Monday, Nov. 27, 1972
Making Le Point
To Jean-Jacques Servan-Schreiber, the appearance of a new newsmagazine was a Gaullist plot against his successful anti-regime weekly L'Express. "The government tried to muzzle me through Le Point," the publisher-politician-author says of his rival, "and it hasn't worked out. We have won the battle." To Claude Imbert, Le Point's editor and Servan-Schreiber's former colleague, the aim is to give French readers a taste of journalism free of ideology, an antidote to the "current breed of French intellectuals in the press and elsewhere, with their leftist dogmas and complacent nihilism." To Simon Nora, head of Le Point's parent company, the battle has just begun, and it is nothing more than old-fashioned competition. L'Express has flourished with a TIME-like format; "All we're doing," says Nora, "is trying to create a viable Newsweek."
Verbal duels aside, Le Point's debut two months ago was a high point in a fascinating contest within Paris' politically marbled journalistic establishment. The brouhaha really began in 1970, when J.J. S.S. won a seat in the National Assembly representing his somewhat left-of-center Radical Party.
In the months that followed, editorial complaints about the publisher's "politicization" of L'Express swelled into a full-scale office revolt; a showdown between Servan-Schreiber and his staff in mid-1971 resulted in the mass resignation of the magazine's senior editorial staff. Nine of the former L'Express men began to meet regularly to plan a new magazine to compete with their former employer.

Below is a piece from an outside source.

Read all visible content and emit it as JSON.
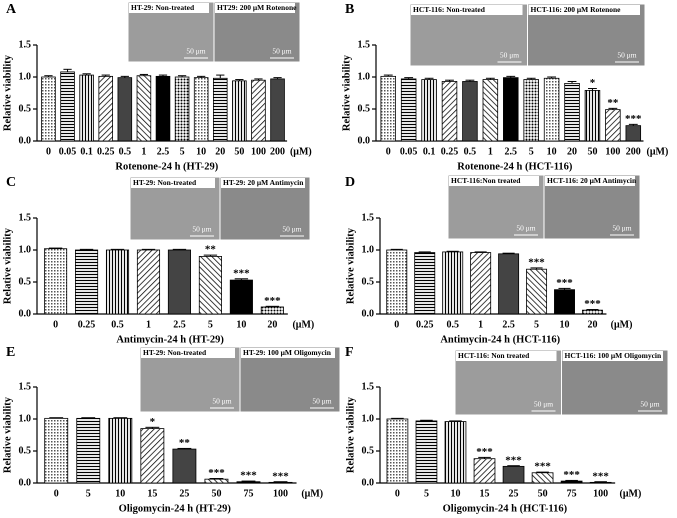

Eventually the group presented its concept to Nora, general director of Librairie Hachette, a giant firm that owns 50 publications. The company also has links with the reigning Gaullist Party. Ironically, Nora himself was one of Servan-Schreiber's closest associates during the launching of L'Express in 1953, but the friendship iced over after Nora accepted a government post. The bad blood between the two added spice to Hachette's decision to publish Le Point. "Between such good friends gone wrong," says one top Paris journalist, "there can be nothing but cadavers."

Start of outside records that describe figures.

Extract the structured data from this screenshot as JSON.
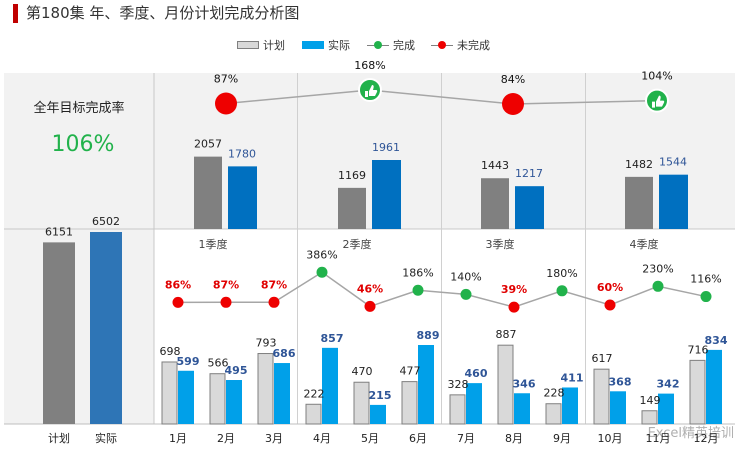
{
  "title": "第180集 年、季度、月份计划完成分析图",
  "legend": {
    "plan": "计划",
    "actual": "实际",
    "complete": "完成",
    "incomplete": "未完成"
  },
  "annual": {
    "label": "全年目标完成率",
    "rate": "106%"
  },
  "watermark": "Excel精英培训",
  "colors": {
    "plan_fill": "#d9d9d9",
    "plan_annual_fill": "#808080",
    "actual_fill": "#00a0e9",
    "actual_quarter_fill": "#0070c0",
    "actual_annual_fill": "#2e75b6",
    "complete": "#21b24b",
    "incomplete": "#ee0000",
    "rate_green": "#21b24b",
    "actual_label": "#2f5597",
    "panel_bg": "#f2f2f2"
  },
  "chart_data": [
    {
      "type": "bar",
      "name": "annual",
      "categories": [
        "计划",
        "实际"
      ],
      "values": [
        6151,
        6502
      ]
    },
    {
      "type": "bar",
      "name": "quarterly",
      "categories": [
        "1季度",
        "2季度",
        "3季度",
        "4季度"
      ],
      "series": [
        {
          "name": "计划",
          "values": [
            2057,
            1169,
            1443,
            1482
          ]
        },
        {
          "name": "实际",
          "values": [
            1780,
            1961,
            1217,
            1544
          ]
        }
      ],
      "rates": [
        {
          "value": 87,
          "label": "87%",
          "status": "未完成"
        },
        {
          "value": 168,
          "label": "168%",
          "status": "完成"
        },
        {
          "value": 84,
          "label": "84%",
          "status": "未完成"
        },
        {
          "value": 104,
          "label": "104%",
          "status": "完成"
        }
      ]
    },
    {
      "type": "bar",
      "name": "monthly",
      "categories": [
        "1月",
        "2月",
        "3月",
        "4月",
        "5月",
        "6月",
        "7月",
        "8月",
        "9月",
        "10月",
        "11月",
        "12月"
      ],
      "series": [
        {
          "name": "计划",
          "values": [
            698,
            566,
            793,
            222,
            470,
            477,
            328,
            887,
            228,
            617,
            149,
            716
          ]
        },
        {
          "name": "实际",
          "values": [
            599,
            495,
            686,
            857,
            215,
            889,
            460,
            346,
            411,
            368,
            342,
            834
          ]
        }
      ],
      "rates": [
        {
          "value": 86,
          "label": "86%",
          "status": "未完成"
        },
        {
          "value": 87,
          "label": "87%",
          "status": "未完成"
        },
        {
          "value": 87,
          "label": "87%",
          "status": "未完成"
        },
        {
          "value": 386,
          "label": "386%",
          "status": "完成"
        },
        {
          "value": 46,
          "label": "46%",
          "status": "未完成"
        },
        {
          "value": 186,
          "label": "186%",
          "status": "完成"
        },
        {
          "value": 140,
          "label": "140%",
          "status": "完成"
        },
        {
          "value": 39,
          "label": "39%",
          "status": "未完成"
        },
        {
          "value": 180,
          "label": "180%",
          "status": "完成"
        },
        {
          "value": 60,
          "label": "60%",
          "status": "未完成"
        },
        {
          "value": 230,
          "label": "230%",
          "status": "完成"
        },
        {
          "value": 116,
          "label": "116%",
          "status": "完成"
        }
      ]
    }
  ]
}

Hachette launched a $2,000,000 promotion campaign, ridiculing French journalistic "conformity" and promising Le Point's independence of everybody, including owners--a slap at Servan-Schreiber's control of L'Express. Stung by Servan-Schreiber's charge that Hachette would use Le Point to parrot the government line, Publisher Olivier Chevrillon and Editor Imbert argued that since Servan-Schreiber's entry into partisan politics, "L'Express has ceased to be a true newsmagazine." Le Point, they promised, would be objective.
So far, the magazine has justified neither the fears of its detractors nor the hopes of its founders. Its first issue carried a cover photograph of President Georges Pompidou above a banner asking CRISIS OF THE REGIME?: the story inside focused on scandals in his administration. Subsequent numbers have pushed no political line; indeed, French readers, accustomed to tilted journalism, have complained that they don't know where Le Point stands. In recent weeks the magazine has urged retention of the force de frappe, France's nuclear-weapons unit, and the construction of a major new port near Marseille, both targets of L'Express's scorn. According to Imbert, the editors plan in the near future "to personalize the style somewhat, to get away from the strictly reportorial tone."

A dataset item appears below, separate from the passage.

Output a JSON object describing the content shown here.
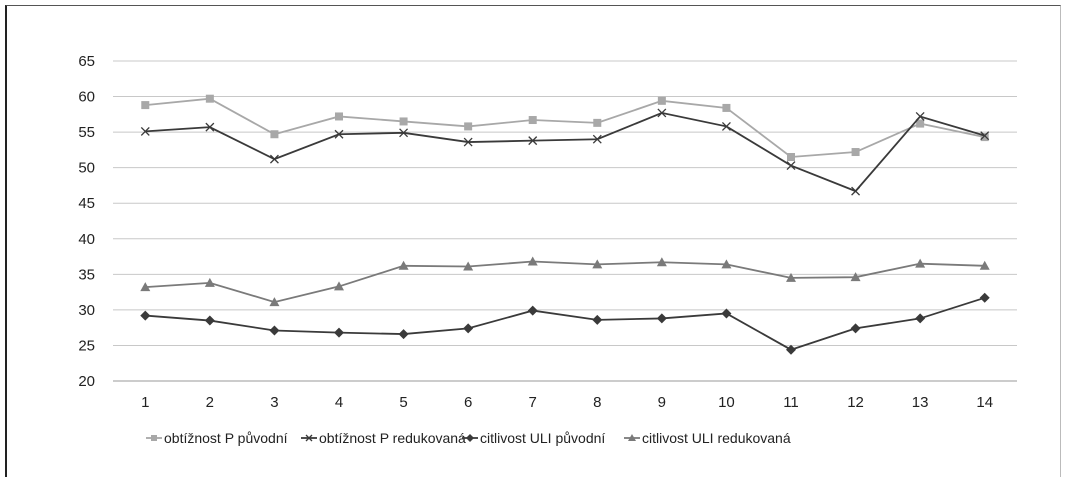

Le Point has thus far based its claim for individuality largely on the lavish use of color and other graphic devices that seem to be borrowed from a number of magazines, including TIME, Newsweek, and U.S. News & World Report. L'Express typography is bland by comparison. The new magazine has also developed strong feature departments, and is crisply written. Stories on the huge new skyscrapers destroying Parisian vistas and on the ecological dangers of the plastics industry broke new ground. But so far Le Point has not matched L'Express's skill at gathering hard news. With the first hints of a Viet Nam settlement, for instance, L'Express hit the stands with a cover photo of President Thieu and a substantial story on the negotiations; Le Point did not cover the story fully until the following week.
With a full-time editorial staff of 33 and weekly sales of 140,000 (down from 300,000 for the premier issue), Le Point poses no immediate threat to L'Express, which boasts a staff of 85 and a circulation of 600,000. In fact, competition seems to have strengthened L'Express; the Nov. 6 issue set records for size (224 pages) and ad revenue ($600,000). Le Point expects to be a money-losing operation until 1974; in the meantime Hachette's resources should assure its short-term survival. Sources in the publishing field think that Le Point's big test will come in next spring's legislative elections. If the magazine vociferously supports Pompidou's embattled Gaullists, it may be irrevocably branded a government mouthpiece. Publisher Chevrillon thinks that Le Point will be strong enough by election time to back whom it pleases and ignore such charges. "There's room for us," he says, "and we'll prove it then."